Eva, a esposa, no primeiro olhar a vemos desobedecendo a Deus, comendo do fruto que Deus já tinha dito para não comer. No segundo olhar, como tantas mulheres do nosso tempo, hoje ditas empoderadas, a palavra da moda atualmente, comeu sem consultar seu esposo Adão (Gn 3, 6).

Adão, o esposo, no primeiro olhar, também o vemos desobedecendo a Deus comendo do furto que Deus já tinha dito para não comer. No segundo olhar, como tantos homens do nosso tempo, esquiva-se da responsabilidade de esposo, depositando na esposa Eva a responsabilidade pelo erro que também é dele (Gn 3, 12).

Filho dessa casa, Caim não compreendeu a unidade santa que Deus concebeu como família, tomado pela inveja matou seu irmão Abel cujo erro era fazer aquilo que agradava a Deus (Gn 4, 8).

Durante todo o antigo testamento homens e mulheres santas buscaram viver o exemplo de família que Deus concebeu. Profetas alertavam e orientavam o povo a respeito da vontade de Deus para a família. A aliança que havia sido desfeita com Deus Pai, estava próxima de ser eternamente restaurada em Teu filho, Jesus Cristo. Para restaurar essa aliança, Deus em seu mistério começou restaurando uma das primeiras coisas que o pecado atacou ao entrar no mundo, a família.

A escolha da esposa foi sublime, Maria uma virgem prometida em casamento, exemplo de filha, temente a Deus, serva de Deus por excelência e humildade (Lc 1, 26-38).

A escolha do esposo foi igualmente excepcional, José um homem casto, exemplo de justiça e fortaleza, vindo de família honrada e santa (Mt 1, 1-17).

Juntos estavam e pela ação do Espírito Santo formaram com Jesus a Sagrada família (Lc 1, 35).

Não foi por acaso quê uma das primeiras coisas que o pecado prejudicou ao romper nossa aliança com Deus foi a família, também não foi por acaso que Deus ao preparar para nós o projeto de Salvação o iniciou na família. Uma família sagrada e santa, que é exemplo para nós.

Agora não vamos muito longe, a nossa volta nos dias de hoje, o quê estão nos dizendo? O quê estamos repetindo? O quê estamos ensinando? E principalmente, o quê estamos sendo?

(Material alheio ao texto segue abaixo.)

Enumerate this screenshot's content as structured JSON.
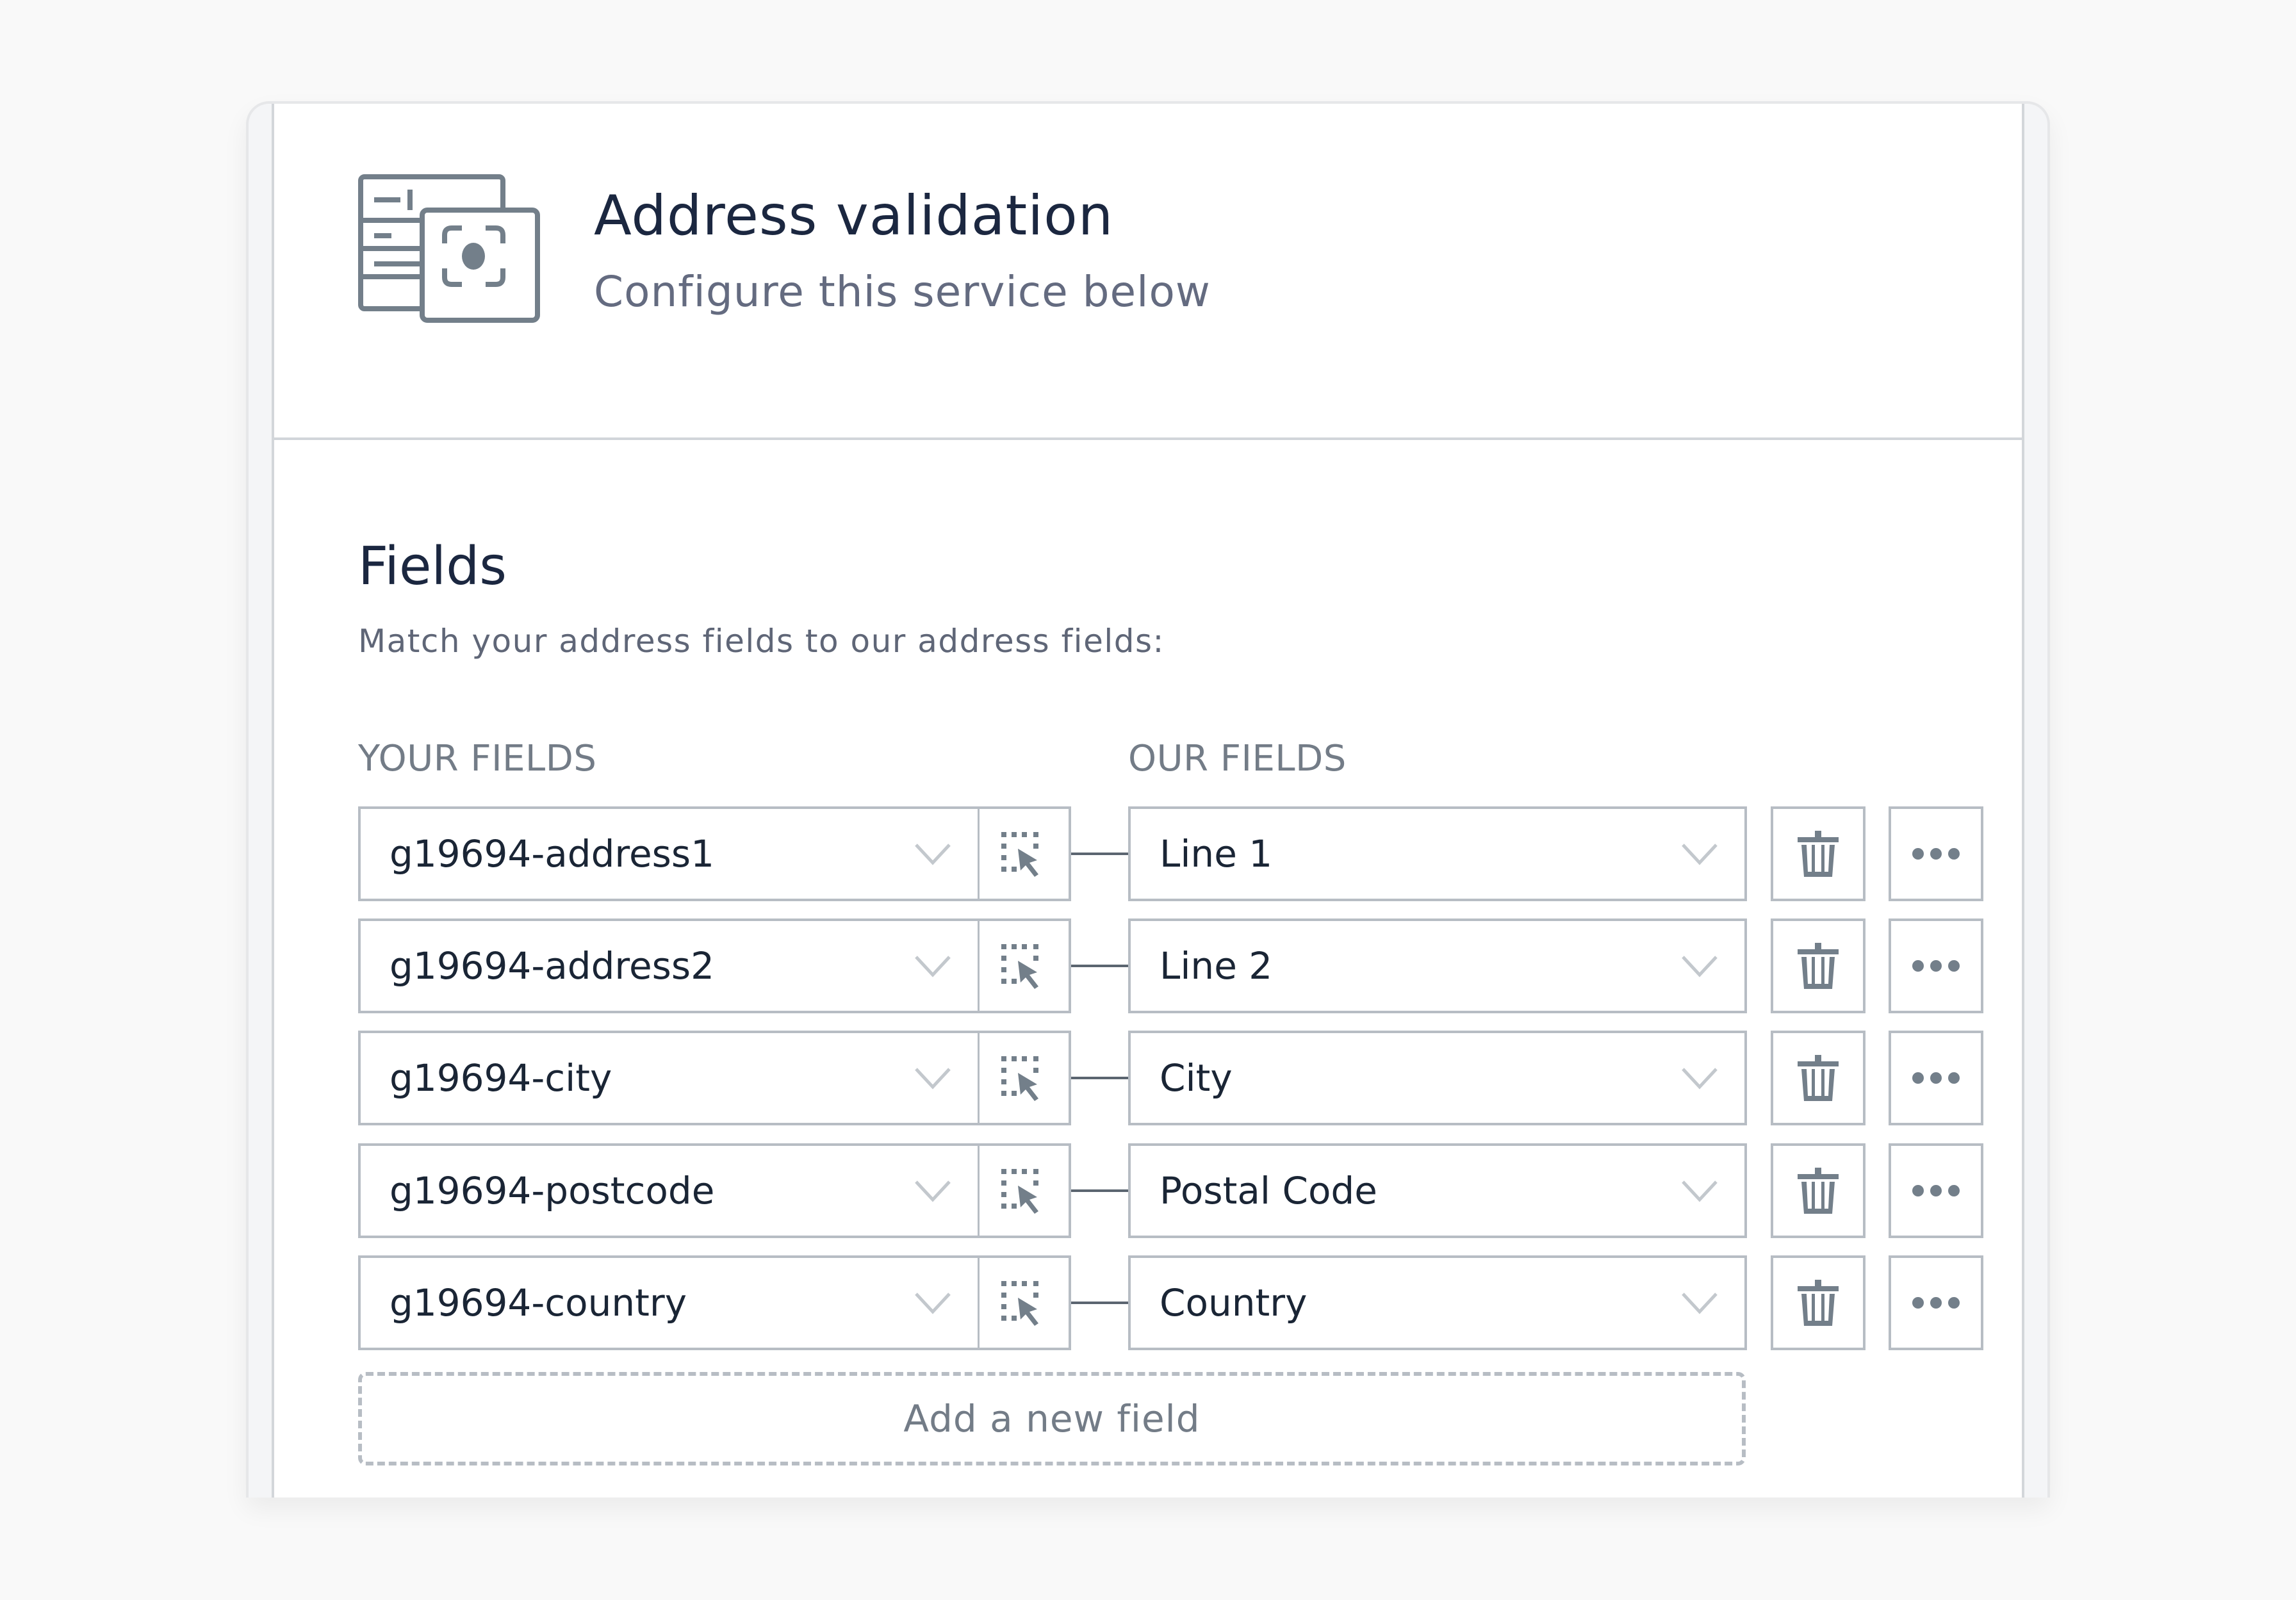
{
  "header": {
    "icon": "address-validation-service-icon",
    "title": "Address validation",
    "subtitle": "Configure this service below"
  },
  "fields_section": {
    "title": "Fields",
    "description": "Match your address fields to our address fields:",
    "your_fields_label": "YOUR FIELDS",
    "our_fields_label": "OUR FIELDS",
    "rows": [
      {
        "your_field": "g19694-address1",
        "our_field": "Line 1"
      },
      {
        "your_field": "g19694-address2",
        "our_field": "Line 2"
      },
      {
        "your_field": "g19694-city",
        "our_field": "City"
      },
      {
        "your_field": "g19694-postcode",
        "our_field": "Postal Code"
      },
      {
        "your_field": "g19694-country",
        "our_field": "Country"
      }
    ],
    "icons": {
      "dropdown": "chevron-down-icon",
      "picker": "element-picker-icon",
      "delete": "trash-icon",
      "more": "more-horizontal-icon"
    },
    "add_button_label": "Add a new field"
  },
  "colors": {
    "page_bg": "#f9f9f9",
    "heading": "#1b2740",
    "muted_text": "#646b80",
    "border": "#b7bdc4",
    "icon_gray": "#737f8a"
  }
}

“Família tradicional” tornou-se um termo pejorativo. Cada vez mais cedo pais e mães perdem a autoridade sobre seus filhos, filhos que cada vez mais desejam ter autoridade sobre seus pais. Quantas vezes ouvimos que os tempos são outros, que hoje existem várias configurações de família, porque existem muitas mães solteiras, muitas crianças abandonas para a adoção, muitas adolescentes que engravidam e sem condições de criar e educar seus filhos escolhem o caminho da morte pelo aborto.

São tantos os problemas que “novas” soluções precisam ser pensadas, mas foram as novas ideias que criaram os problemas e por isso a “fórmula” tradicional tão rechaçada nos dias atuais ainda funciona. No guardar da castidade não haverá gravidez precoce que precise ser interrompida ou crianças abandonas ao sabor da sorte, no respeito ao sacramento do matrimônio não haverá mães solteiras. No diálogo familiar onde o casal se tem como igual e um só (Gn 2, 24) a esposa é verdadeiramente empoderada e o marido verdadeiramente responsável, para assim os filhos dessa união olharem para a família como o quê verdadeiramente Deus espera que ela seja, a igreja doméstica que a cada dia renova a aliança com Ele, Nele e por Ele.

Jesus, Maria e José, nossa família vossa é! Sagrada Família, rogai por nós!

Percebam Deus nos pequenos detalhes.

Graça, Paz e Misericórdia.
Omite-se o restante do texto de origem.